The tobacco-specific nitrosamine N'-nitrosonornicotine (NNN) and its close analogue 4-(N-nitrosomethylamino)-1-(3-pyridyl)-1-butanone (NNK) are classified as "carcinogenic to humans" (Group 1) by the International Agency for Research on Cancer. The currently used biomarker to monitor NNN exposure is urinary total NNN (free NNN plus its N-glucuronide). However, total NNN does not provide information about the extent of metabolic activation of NNN as related to its carcinogenicity. Targeted analysis of the major metabolites of NNN in laboratory animals recently led to the identification of N'-nitrosonornicotine-1N-oxide (NNN-N-oxide), a unique metabolite detected in human urine that is specifically formed from NNN. To further investigate NNN urinary metabolites that hold promise as new biomarkers for monitoring NNN exposure, uptake, and/or metabolic activation, we conducted a comprehensive profiling of NNN metabolites in the urine of F344 rats treated with NNN or [pyridine-d4]NNN. Using our optimized high-resolution mass spectrometry (HRMS)-based isotope-labeling method, 46 putative metabolites were identified with robust MS evidence.
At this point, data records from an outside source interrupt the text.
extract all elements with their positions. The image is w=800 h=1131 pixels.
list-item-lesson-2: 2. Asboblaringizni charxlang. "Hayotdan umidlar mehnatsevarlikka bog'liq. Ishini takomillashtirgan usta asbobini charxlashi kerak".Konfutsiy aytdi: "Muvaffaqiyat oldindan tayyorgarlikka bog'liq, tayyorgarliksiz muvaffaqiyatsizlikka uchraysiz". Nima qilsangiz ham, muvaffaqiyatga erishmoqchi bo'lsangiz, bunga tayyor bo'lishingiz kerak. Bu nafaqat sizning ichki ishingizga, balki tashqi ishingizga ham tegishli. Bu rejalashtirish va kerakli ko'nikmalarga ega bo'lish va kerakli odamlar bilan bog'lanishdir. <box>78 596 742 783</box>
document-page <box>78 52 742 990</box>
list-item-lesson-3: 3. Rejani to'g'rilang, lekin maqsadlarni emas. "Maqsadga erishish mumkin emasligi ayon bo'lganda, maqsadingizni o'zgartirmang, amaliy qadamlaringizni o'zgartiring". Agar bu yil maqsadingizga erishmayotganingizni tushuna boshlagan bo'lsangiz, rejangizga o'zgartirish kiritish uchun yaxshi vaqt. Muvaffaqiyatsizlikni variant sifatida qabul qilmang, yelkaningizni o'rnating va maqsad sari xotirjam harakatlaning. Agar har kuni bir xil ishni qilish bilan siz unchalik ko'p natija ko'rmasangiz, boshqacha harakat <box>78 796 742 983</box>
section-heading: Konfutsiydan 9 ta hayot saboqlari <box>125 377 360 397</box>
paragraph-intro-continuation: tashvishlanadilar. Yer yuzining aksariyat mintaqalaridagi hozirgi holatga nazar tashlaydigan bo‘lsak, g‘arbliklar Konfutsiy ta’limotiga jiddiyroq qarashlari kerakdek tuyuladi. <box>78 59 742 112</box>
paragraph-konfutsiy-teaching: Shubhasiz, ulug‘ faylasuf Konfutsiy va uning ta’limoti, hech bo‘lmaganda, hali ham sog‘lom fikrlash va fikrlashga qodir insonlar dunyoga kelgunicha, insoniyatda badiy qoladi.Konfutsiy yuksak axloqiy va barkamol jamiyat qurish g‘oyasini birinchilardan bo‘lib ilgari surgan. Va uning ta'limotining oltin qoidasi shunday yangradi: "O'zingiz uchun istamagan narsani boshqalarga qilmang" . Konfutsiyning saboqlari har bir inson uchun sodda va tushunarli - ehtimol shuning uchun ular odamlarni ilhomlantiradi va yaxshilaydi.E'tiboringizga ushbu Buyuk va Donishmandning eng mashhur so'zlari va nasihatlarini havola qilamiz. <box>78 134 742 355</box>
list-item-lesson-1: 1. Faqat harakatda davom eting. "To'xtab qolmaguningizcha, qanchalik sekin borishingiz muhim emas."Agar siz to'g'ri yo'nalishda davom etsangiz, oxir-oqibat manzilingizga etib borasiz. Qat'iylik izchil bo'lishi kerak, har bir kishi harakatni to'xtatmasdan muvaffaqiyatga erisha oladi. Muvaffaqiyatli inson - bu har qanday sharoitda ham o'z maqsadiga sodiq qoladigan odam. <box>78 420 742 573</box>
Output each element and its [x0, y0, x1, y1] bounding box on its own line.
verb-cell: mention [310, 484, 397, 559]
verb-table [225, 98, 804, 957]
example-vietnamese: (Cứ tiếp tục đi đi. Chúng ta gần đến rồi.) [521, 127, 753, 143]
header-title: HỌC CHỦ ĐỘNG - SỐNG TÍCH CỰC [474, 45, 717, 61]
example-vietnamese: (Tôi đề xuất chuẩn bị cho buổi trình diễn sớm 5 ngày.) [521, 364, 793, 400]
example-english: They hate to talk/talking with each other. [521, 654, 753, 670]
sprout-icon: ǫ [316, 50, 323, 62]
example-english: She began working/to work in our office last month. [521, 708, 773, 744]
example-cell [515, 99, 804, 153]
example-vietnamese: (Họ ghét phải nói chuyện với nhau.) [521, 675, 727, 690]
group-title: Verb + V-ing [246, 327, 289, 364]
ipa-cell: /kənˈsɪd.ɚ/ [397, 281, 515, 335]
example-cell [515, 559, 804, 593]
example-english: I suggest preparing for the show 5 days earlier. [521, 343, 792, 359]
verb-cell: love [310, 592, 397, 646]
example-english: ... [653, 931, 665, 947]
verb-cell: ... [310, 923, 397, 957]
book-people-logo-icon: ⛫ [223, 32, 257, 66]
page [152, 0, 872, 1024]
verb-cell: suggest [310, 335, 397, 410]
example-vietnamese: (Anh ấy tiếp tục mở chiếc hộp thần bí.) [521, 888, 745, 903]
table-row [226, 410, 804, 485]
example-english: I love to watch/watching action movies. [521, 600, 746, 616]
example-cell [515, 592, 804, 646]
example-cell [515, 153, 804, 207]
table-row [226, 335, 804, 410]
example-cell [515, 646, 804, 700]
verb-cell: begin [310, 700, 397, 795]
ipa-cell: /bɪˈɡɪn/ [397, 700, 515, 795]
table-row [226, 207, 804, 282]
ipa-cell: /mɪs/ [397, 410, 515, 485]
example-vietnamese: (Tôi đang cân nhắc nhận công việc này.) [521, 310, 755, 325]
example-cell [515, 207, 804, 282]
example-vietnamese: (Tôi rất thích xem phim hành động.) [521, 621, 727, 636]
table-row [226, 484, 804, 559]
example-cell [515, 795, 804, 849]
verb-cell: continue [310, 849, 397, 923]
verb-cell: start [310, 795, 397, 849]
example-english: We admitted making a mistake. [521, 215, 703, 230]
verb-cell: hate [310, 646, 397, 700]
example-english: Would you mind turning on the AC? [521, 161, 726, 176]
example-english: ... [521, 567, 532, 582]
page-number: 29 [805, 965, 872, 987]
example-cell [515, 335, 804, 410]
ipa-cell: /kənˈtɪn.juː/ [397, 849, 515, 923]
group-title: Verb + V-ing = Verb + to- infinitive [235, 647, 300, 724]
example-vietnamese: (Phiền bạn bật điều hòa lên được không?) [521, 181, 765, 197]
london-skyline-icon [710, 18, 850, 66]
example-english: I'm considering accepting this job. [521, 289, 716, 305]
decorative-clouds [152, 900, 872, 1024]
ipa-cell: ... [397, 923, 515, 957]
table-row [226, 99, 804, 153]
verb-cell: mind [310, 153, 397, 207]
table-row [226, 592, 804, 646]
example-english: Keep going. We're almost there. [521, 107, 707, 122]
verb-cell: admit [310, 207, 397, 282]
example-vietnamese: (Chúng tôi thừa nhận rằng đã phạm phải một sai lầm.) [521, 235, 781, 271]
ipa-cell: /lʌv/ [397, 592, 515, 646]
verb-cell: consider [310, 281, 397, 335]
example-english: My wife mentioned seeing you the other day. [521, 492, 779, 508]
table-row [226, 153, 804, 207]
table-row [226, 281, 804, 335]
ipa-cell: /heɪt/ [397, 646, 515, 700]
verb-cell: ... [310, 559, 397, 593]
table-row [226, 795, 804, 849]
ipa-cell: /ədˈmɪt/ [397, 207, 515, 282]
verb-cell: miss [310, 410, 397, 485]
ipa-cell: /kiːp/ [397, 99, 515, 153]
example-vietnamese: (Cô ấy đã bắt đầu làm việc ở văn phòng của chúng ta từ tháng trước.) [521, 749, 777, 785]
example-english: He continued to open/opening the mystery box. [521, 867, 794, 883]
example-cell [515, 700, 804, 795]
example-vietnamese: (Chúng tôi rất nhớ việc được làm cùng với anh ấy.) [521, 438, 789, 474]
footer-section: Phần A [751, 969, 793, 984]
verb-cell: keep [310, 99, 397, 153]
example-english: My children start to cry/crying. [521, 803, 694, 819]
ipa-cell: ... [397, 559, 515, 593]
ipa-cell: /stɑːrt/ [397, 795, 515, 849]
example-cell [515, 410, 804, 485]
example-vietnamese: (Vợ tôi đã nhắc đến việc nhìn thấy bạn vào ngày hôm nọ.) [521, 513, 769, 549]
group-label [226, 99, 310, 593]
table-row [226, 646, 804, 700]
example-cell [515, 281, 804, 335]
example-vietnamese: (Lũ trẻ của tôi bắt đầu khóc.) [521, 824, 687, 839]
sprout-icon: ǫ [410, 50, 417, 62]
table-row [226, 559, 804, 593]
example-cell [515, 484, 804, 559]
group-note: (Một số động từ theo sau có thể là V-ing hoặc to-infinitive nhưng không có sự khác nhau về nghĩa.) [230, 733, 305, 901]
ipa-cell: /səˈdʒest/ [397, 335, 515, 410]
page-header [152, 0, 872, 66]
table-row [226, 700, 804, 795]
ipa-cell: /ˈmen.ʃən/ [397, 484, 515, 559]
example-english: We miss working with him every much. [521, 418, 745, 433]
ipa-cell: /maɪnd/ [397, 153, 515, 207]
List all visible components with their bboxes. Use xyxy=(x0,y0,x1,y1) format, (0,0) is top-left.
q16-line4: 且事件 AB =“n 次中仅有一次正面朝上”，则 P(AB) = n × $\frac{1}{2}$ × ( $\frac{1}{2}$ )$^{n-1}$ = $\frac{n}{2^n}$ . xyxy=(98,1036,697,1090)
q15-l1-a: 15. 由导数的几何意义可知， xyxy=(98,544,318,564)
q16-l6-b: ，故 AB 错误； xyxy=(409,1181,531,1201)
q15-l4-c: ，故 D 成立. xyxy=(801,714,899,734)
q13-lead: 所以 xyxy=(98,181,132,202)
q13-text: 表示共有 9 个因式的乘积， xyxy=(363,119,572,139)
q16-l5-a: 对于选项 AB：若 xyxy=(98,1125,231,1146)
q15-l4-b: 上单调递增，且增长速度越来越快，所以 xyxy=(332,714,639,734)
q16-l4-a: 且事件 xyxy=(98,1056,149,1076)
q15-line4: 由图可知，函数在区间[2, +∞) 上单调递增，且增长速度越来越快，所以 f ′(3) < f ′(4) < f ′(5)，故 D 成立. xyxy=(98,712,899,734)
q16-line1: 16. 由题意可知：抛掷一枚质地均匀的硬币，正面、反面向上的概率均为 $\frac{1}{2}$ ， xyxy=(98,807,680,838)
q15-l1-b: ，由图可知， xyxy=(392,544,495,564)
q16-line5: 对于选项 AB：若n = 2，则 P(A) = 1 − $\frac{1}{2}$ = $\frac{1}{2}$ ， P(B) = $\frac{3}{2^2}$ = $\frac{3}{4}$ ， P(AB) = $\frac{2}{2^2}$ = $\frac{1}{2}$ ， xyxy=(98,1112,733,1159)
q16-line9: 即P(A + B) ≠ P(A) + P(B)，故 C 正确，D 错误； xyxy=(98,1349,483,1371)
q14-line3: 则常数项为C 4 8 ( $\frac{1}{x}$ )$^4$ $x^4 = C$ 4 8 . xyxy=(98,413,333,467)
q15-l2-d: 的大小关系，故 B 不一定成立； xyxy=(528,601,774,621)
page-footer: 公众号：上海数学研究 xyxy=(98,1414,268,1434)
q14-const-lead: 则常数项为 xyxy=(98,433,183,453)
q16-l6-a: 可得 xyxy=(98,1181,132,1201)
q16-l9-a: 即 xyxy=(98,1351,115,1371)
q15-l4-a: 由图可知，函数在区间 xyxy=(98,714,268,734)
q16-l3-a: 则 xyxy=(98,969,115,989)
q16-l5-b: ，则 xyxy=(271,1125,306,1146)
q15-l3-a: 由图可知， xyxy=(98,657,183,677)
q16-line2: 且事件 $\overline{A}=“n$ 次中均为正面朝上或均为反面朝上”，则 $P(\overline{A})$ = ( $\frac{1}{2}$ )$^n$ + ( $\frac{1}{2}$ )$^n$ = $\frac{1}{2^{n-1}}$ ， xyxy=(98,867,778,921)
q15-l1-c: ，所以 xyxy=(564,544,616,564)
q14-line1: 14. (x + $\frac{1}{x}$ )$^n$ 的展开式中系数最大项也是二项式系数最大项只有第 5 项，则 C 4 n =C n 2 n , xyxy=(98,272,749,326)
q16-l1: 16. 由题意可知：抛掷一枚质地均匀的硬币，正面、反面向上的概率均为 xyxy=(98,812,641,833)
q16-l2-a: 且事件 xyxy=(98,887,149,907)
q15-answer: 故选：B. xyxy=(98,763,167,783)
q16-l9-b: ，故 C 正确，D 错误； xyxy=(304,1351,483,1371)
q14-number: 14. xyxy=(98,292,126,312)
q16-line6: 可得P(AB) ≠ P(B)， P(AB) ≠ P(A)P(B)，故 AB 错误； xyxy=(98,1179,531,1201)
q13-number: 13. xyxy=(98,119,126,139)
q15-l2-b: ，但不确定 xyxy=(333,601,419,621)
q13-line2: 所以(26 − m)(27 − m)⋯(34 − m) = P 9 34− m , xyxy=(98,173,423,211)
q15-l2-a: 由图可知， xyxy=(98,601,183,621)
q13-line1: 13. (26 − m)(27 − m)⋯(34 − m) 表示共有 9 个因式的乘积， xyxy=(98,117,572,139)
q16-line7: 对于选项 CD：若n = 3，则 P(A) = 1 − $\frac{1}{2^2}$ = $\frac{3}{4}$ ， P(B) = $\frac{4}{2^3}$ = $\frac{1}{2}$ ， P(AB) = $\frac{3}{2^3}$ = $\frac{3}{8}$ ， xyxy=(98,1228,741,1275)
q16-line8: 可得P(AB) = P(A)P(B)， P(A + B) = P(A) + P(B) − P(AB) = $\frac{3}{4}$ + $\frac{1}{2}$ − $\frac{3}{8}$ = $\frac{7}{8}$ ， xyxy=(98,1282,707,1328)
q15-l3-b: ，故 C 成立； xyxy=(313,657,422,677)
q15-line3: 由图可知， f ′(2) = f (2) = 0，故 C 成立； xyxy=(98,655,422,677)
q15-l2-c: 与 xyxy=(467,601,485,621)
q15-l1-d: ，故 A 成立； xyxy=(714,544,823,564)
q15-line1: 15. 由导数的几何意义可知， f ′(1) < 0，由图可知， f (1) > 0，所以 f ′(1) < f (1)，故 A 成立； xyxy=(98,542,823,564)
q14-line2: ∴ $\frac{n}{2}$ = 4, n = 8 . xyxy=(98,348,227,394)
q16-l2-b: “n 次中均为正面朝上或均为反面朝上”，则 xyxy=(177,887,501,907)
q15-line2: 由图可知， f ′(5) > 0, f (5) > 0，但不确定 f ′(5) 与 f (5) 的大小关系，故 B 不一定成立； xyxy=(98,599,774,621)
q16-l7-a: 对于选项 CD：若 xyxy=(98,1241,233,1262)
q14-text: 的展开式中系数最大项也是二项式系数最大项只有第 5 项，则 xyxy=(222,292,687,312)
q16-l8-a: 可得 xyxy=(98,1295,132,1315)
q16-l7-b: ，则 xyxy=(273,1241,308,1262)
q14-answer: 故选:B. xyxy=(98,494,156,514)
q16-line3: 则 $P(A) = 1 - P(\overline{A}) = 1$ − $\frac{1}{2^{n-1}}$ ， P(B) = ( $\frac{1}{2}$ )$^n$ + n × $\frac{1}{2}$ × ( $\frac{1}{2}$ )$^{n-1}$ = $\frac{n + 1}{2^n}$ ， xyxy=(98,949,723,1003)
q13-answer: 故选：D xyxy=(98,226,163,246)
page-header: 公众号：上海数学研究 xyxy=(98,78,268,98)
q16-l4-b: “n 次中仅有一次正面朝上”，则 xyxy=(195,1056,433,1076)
Out of the 46 candidates, all known major NNN metabolites were identified and structurally confirmed by comparing them to their isotopically labeled standards. More importantly, putative metabolites considered to be exclusively formed from NNN were also identified. The two new representative metabolites─4-(methylthio)-4-(pyridin-3-yl)butanoic acid (23, MPBA) and N-acetyl-S-(5-(pyridin-3-yl)-1H-pyrrol-2-yl)-l-cysteine (24, Py-Pyrrole-Cys-NHAc) ─were identified by comparing them to synthetic standards that were fully characterized by nuclear magnetic resonance and HRMS. They are hypothesized to be formed by NNN α-hydroxylation pathways and thus represent the first potential biomarkers to specifically monitor the uptake plus metabolic activation of NNN in tobacco users.